Si M. Letourneau s’est montré assez circonspect dans ses généralisations des faits accomplis, il l’a été bien moins dans ses prévisions sur l’évolution future des institutions. Le « mariage monogamique et inébranlable » ne lui parait pas éternel. « Là où les intérêts individuels iront en se solidarisant de plus en plus, l’État tendra graduellement à se substituer à la famille dans le soin d’élever les futurs citoyens. Peu à peu, la société s’occupera moins de réglementer le mariage et plus de former les générations nouvelles ; le souci de l’enfance deviendra pour elle un intérêt capital ; les unions sexuelles en elles-mêmes tendront à être de plus en plus considérées comme des actes de la vie privée. Quant aux contrats conjugaux : « Les intéressés auront la faculté de les combiner à leur guise, comme les autres contrats, en observant seulement quelques règles très générales consacrées par l’expérience. » Et la famille, que deviendra-t-elle ? Elle disparaîtra peut-être. M. Letourneau dit seulement : « On est fondé à croire que son rôle ira en s’amoindrissant. » Et, si M. Letourneau ne se trompe pas, il n’y aura pas à le regretter, car « il faut s’aveugler de parti pris pour ne pas voir… combien l’enfant y est torturé dans son corps et dans son âme. » Il s’agit seulement, il est vrai, de la plupart des familles.
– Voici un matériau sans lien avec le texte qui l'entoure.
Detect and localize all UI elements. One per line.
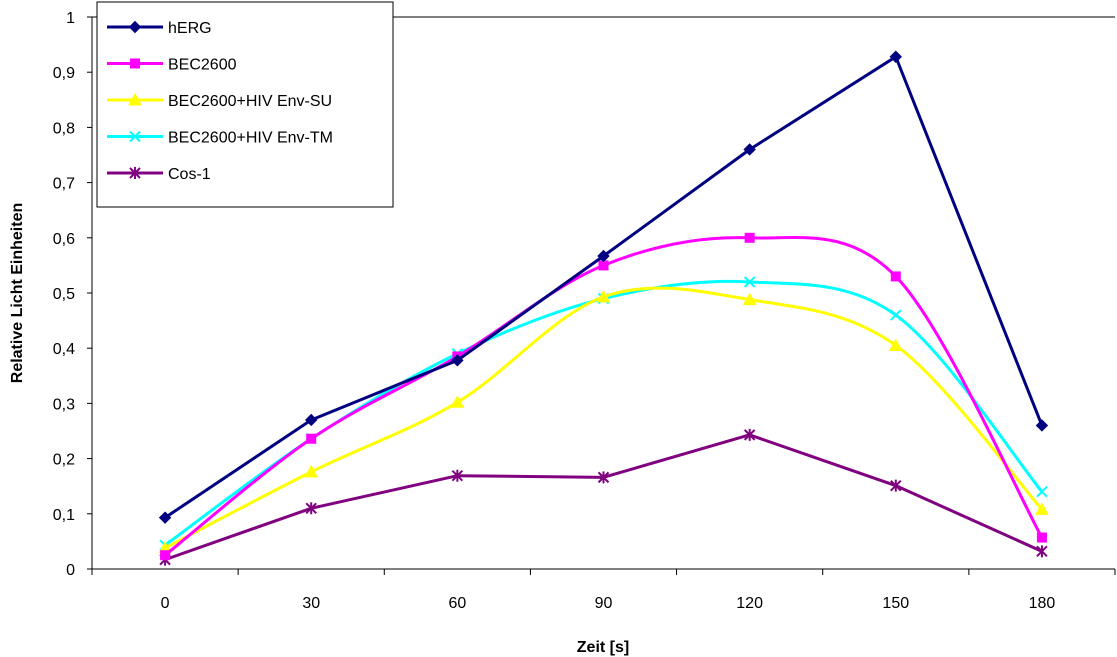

Voilà donc la famille condammée ; la religion l’est également ; quant à la propriété, elle sera au moins modifiée par l’abolition totale ou presque totale de l’héritage.

Il est possible qu’il y ait du vrai dans ces diverses opinions ; en tout cas, il est difficile de se prononcer catégoriquement sur de tels sujets. Aussi ne le ferai-je point.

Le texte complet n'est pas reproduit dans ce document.